MTV Networks has turned to Quantcast to help advertisers refine their targeting of specific audiences on key properties like MTV.com and ComedyCentral.com as well as across its network of more than 200 sites.

The partnership will allow marketers to segment audiences into various demographic categories like moms and "higher-income men" through Quantcast's Web-tracking technology rather than simply targeting a particular MTV site. The Viacom unit started working with Quantcast in 2008 as part of an initiative that let Web publishers receive traffic and usage reports via tags placed on online content.

Now MTV is ready to put the user data collected by Quantcast to work in helping brands target display and video ads across the 200 owned-and-operated sites as well as its Tribes network of 240 affiliated blogs.

"This new capability now provides our advertisers with efficient targeting, adjacency to quality content, and extensive reach. There are very few media companies capable of solving for all three of these primary needs of advertisers," said Kevin Arrix, who heads digital ad sales for MTVN, in a statement.

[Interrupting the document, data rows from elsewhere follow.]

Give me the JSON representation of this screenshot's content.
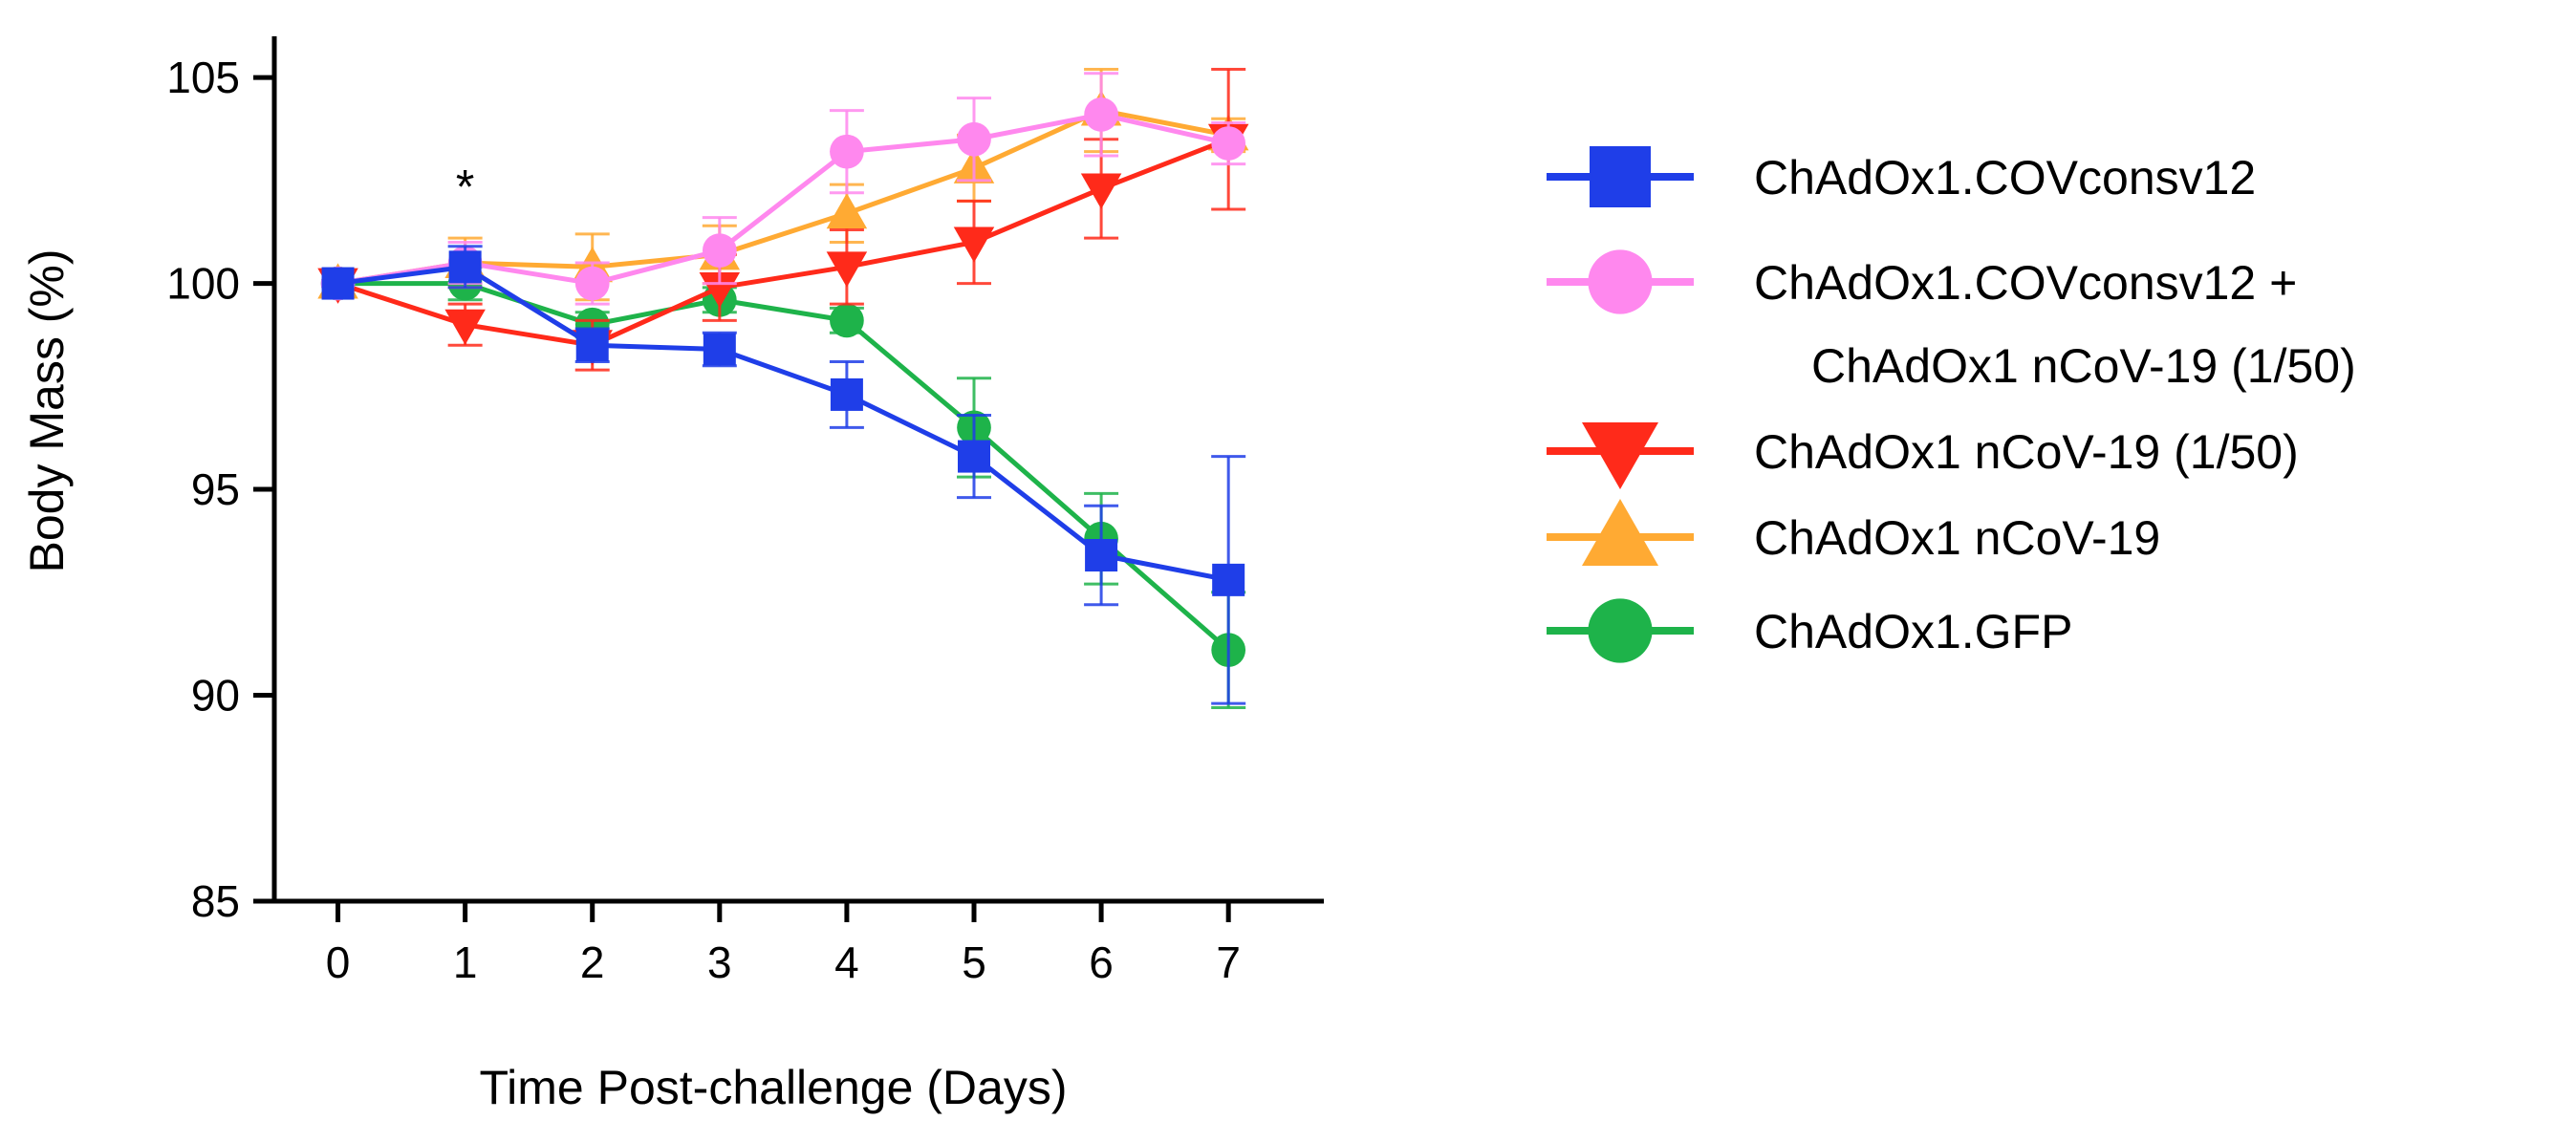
{
  "chart_data": {
    "type": "line",
    "title": "",
    "xlabel": "Time Post-challenge (Days)",
    "ylabel": "Body Mass (%)",
    "x": [
      0,
      1,
      2,
      3,
      4,
      5,
      6,
      7
    ],
    "xlim": [
      -0.5,
      7.75
    ],
    "ylim": [
      85,
      106
    ],
    "xticks": [
      "0",
      "1",
      "2",
      "3",
      "4",
      "5",
      "6",
      "7"
    ],
    "yticks": [
      "85",
      "90",
      "95",
      "100",
      "105"
    ],
    "grid": false,
    "legend_position": "right",
    "annotations": [
      {
        "text": "*",
        "x": 1,
        "y": 102.6
      }
    ],
    "series": [
      {
        "name": "ChAdOx1.COVconsv12",
        "color": "#1f3ee8",
        "marker": "square",
        "values": [
          100.0,
          100.4,
          98.5,
          98.4,
          97.3,
          95.8,
          93.4,
          92.8
        ],
        "errors": [
          0.0,
          0.5,
          0.4,
          0.4,
          0.8,
          1.0,
          1.2,
          3.0
        ]
      },
      {
        "name": "ChAdOx1.COVconsv12 + ChAdOx1 nCoV-19 (1/50)",
        "name_lines": [
          "ChAdOx1.COVconsv12 +",
          "ChAdOx1 nCoV-19 (1/50)"
        ],
        "color": "#ff88ee",
        "marker": "circle",
        "values": [
          100.0,
          100.5,
          100.0,
          100.8,
          103.2,
          103.5,
          104.1,
          103.4
        ],
        "errors": [
          0.0,
          0.5,
          0.5,
          0.8,
          1.0,
          1.0,
          1.0,
          0.5
        ]
      },
      {
        "name": "ChAdOx1 nCoV-19 (1/50)",
        "color": "#ff2a1a",
        "marker": "triangle-down",
        "values": [
          100.0,
          99.0,
          98.5,
          99.9,
          100.4,
          101.0,
          102.3,
          103.5
        ],
        "errors": [
          0.0,
          0.5,
          0.6,
          0.8,
          0.9,
          1.0,
          1.2,
          1.7
        ]
      },
      {
        "name": "ChAdOx1 nCoV-19",
        "color": "#ffaa33",
        "marker": "triangle-up",
        "values": [
          100.0,
          100.5,
          100.4,
          100.7,
          101.7,
          102.8,
          104.2,
          103.6
        ],
        "errors": [
          0.0,
          0.6,
          0.8,
          0.7,
          0.7,
          0.8,
          1.0,
          0.4
        ]
      },
      {
        "name": "ChAdOx1.GFP",
        "color": "#1eb34a",
        "marker": "circle",
        "values": [
          100.0,
          100.0,
          99.0,
          99.6,
          99.1,
          96.5,
          93.8,
          91.1
        ],
        "errors": [
          0.0,
          0.4,
          0.3,
          0.3,
          0.3,
          1.2,
          1.1,
          1.4
        ]
      }
    ]
  }
}
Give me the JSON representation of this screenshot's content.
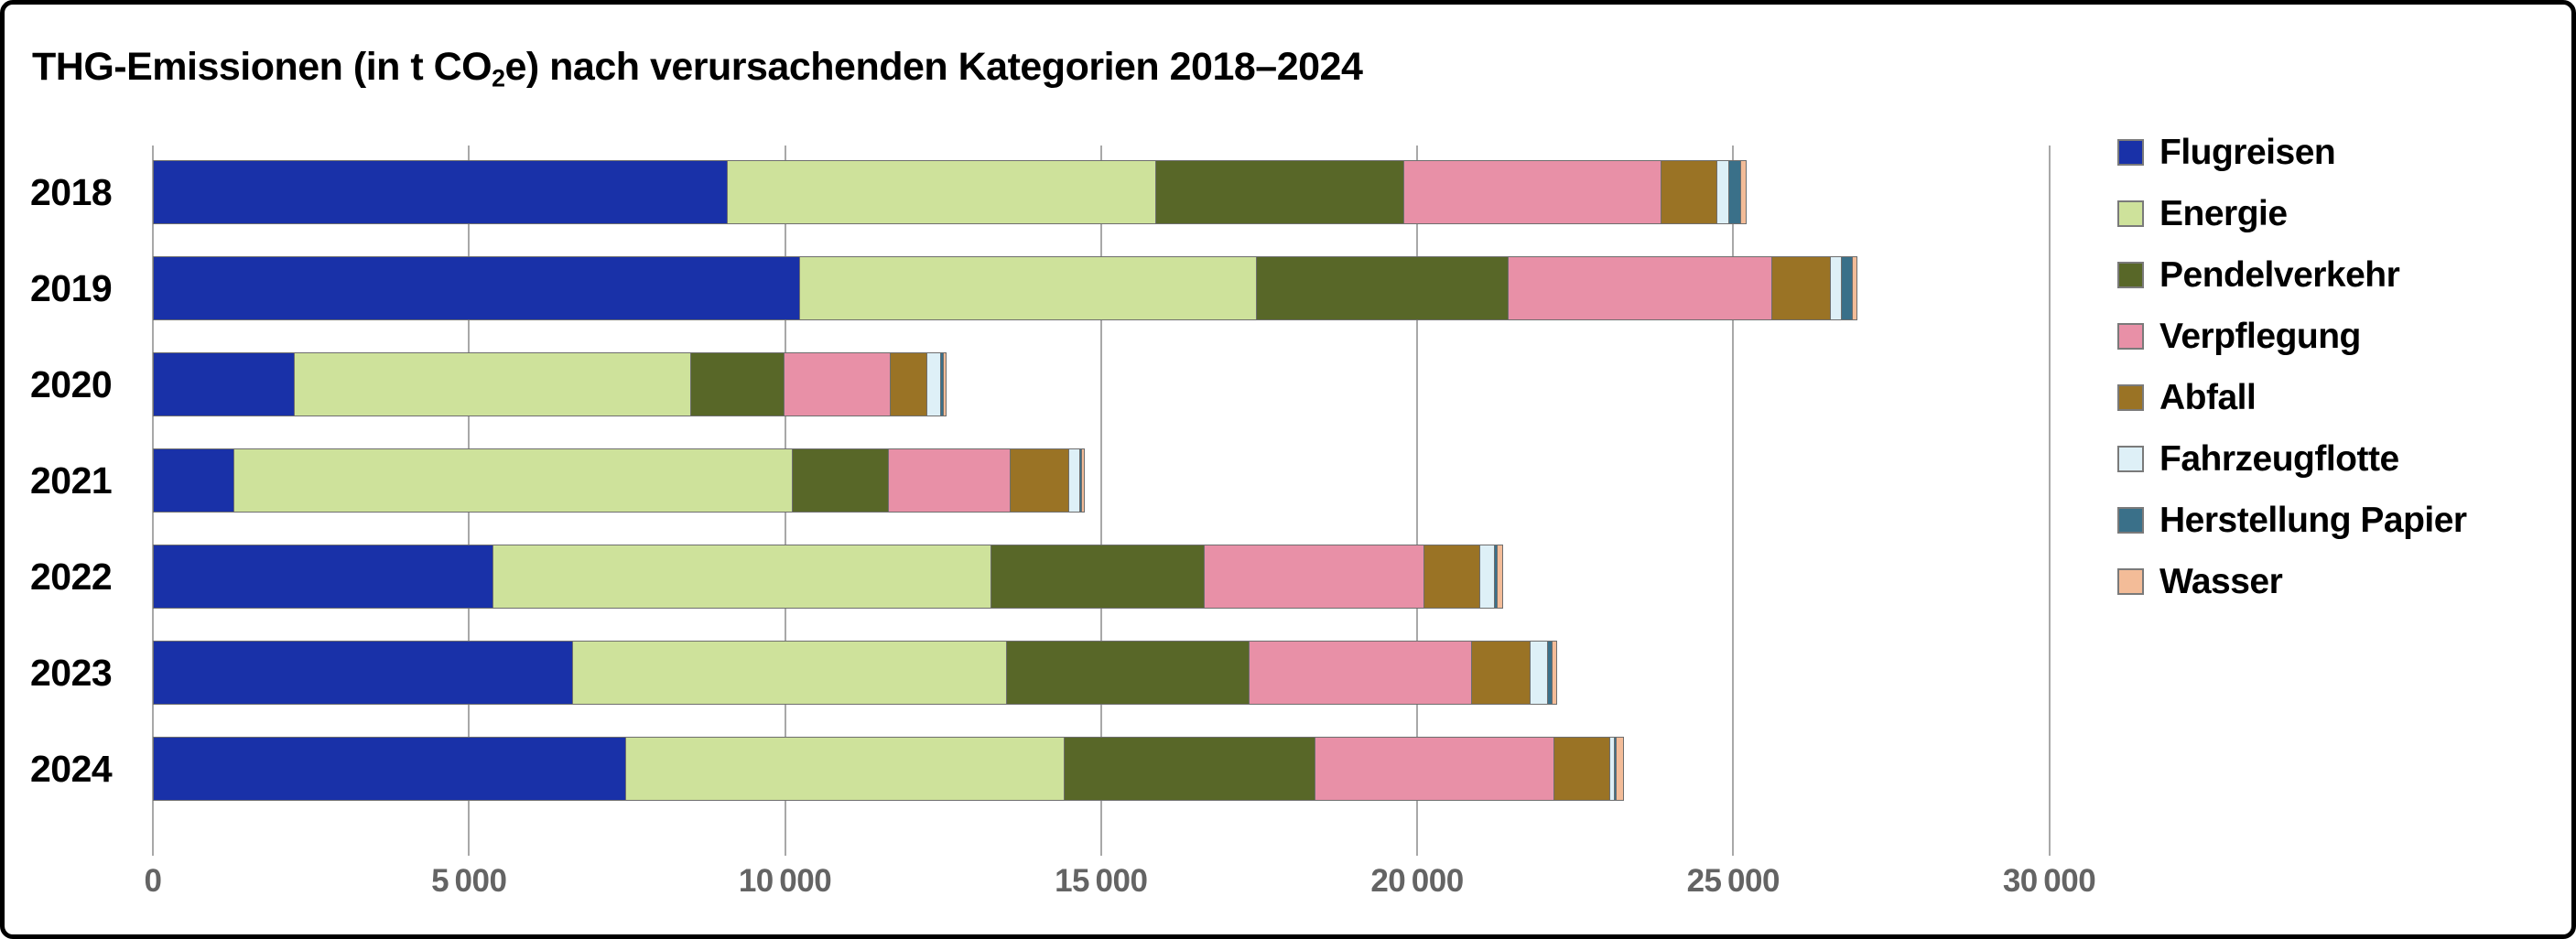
{
  "title": {
    "prefix": "THG-Emissionen (in t CO",
    "sub": "2",
    "suffix": "e) nach verursachenden Kategorien 2018–2024"
  },
  "chart_data": {
    "type": "bar",
    "orientation": "horizontal",
    "stacked": true,
    "grid": true,
    "legend_position": "right",
    "unit": "t CO2e",
    "categories": [
      "2018",
      "2019",
      "2020",
      "2021",
      "2022",
      "2023",
      "2024"
    ],
    "series": [
      {
        "name": "Flugreisen",
        "color": "#1931a8",
        "values": [
          9100,
          10250,
          2250,
          1300,
          5400,
          6650,
          7500
        ]
      },
      {
        "name": "Energie",
        "color": "#cee29b",
        "values": [
          6800,
          7250,
          6300,
          8850,
          7900,
          6900,
          6950
        ]
      },
      {
        "name": "Pendelverkehr",
        "color": "#586728",
        "values": [
          3950,
          4000,
          1500,
          1550,
          3400,
          3850,
          4000
        ]
      },
      {
        "name": "Verpflegung",
        "color": "#e890a7",
        "values": [
          4100,
          4200,
          1700,
          1950,
          3500,
          3550,
          3800
        ]
      },
      {
        "name": "Abfall",
        "color": "#9a7325",
        "values": [
          900,
          950,
          600,
          950,
          900,
          950,
          900
        ]
      },
      {
        "name": "Fahrzeugflotte",
        "color": "#def0f7",
        "values": [
          220,
          200,
          250,
          190,
          250,
          300,
          100
        ]
      },
      {
        "name": "Herstellung Papier",
        "color": "#3a7089",
        "values": [
          200,
          190,
          60,
          60,
          70,
          90,
          60
        ]
      },
      {
        "name": "Wasser",
        "color": "#f3bc98",
        "values": [
          100,
          90,
          60,
          50,
          100,
          90,
          120
        ]
      }
    ],
    "totals": [
      25370,
      27230,
      12720,
      14900,
      21520,
      22380,
      23430
    ],
    "tick_values": [
      0,
      5000,
      10000,
      15000,
      20000,
      25000,
      30000
    ],
    "tick_labels": [
      "0",
      "5 000",
      "10 000",
      "15 000",
      "20 000",
      "25 000",
      "30 000"
    ],
    "xlim": [
      0,
      30000
    ]
  }
}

MTV has signed onto Quantcast's Media Program launched last year, allowing marketers to buy specific audiences on third-party sites based on audience data derived from their own sites. The idea is that brands can find the same type of users that responded to its promotional campaigns or online properties on other sites across the Web. So a marketer could try to match its preferred audience with a similar one across MTV's online properties.

Quantcast and other analytics firms have benefited from the growing shift from content-based media planning and buying to buying particular audiences regardless of online location. The firm boasts having detailed audience profiles across all 220 million U.S. Internet users and getting uptake from nine of the top 10 media agencies.

But tracking techniques that underpin deeper targeting of Web users have also increasingly raised privacy concerns among advocacy groups as well as in Congress and federal regulatory agencies including the Federal Trade Commission.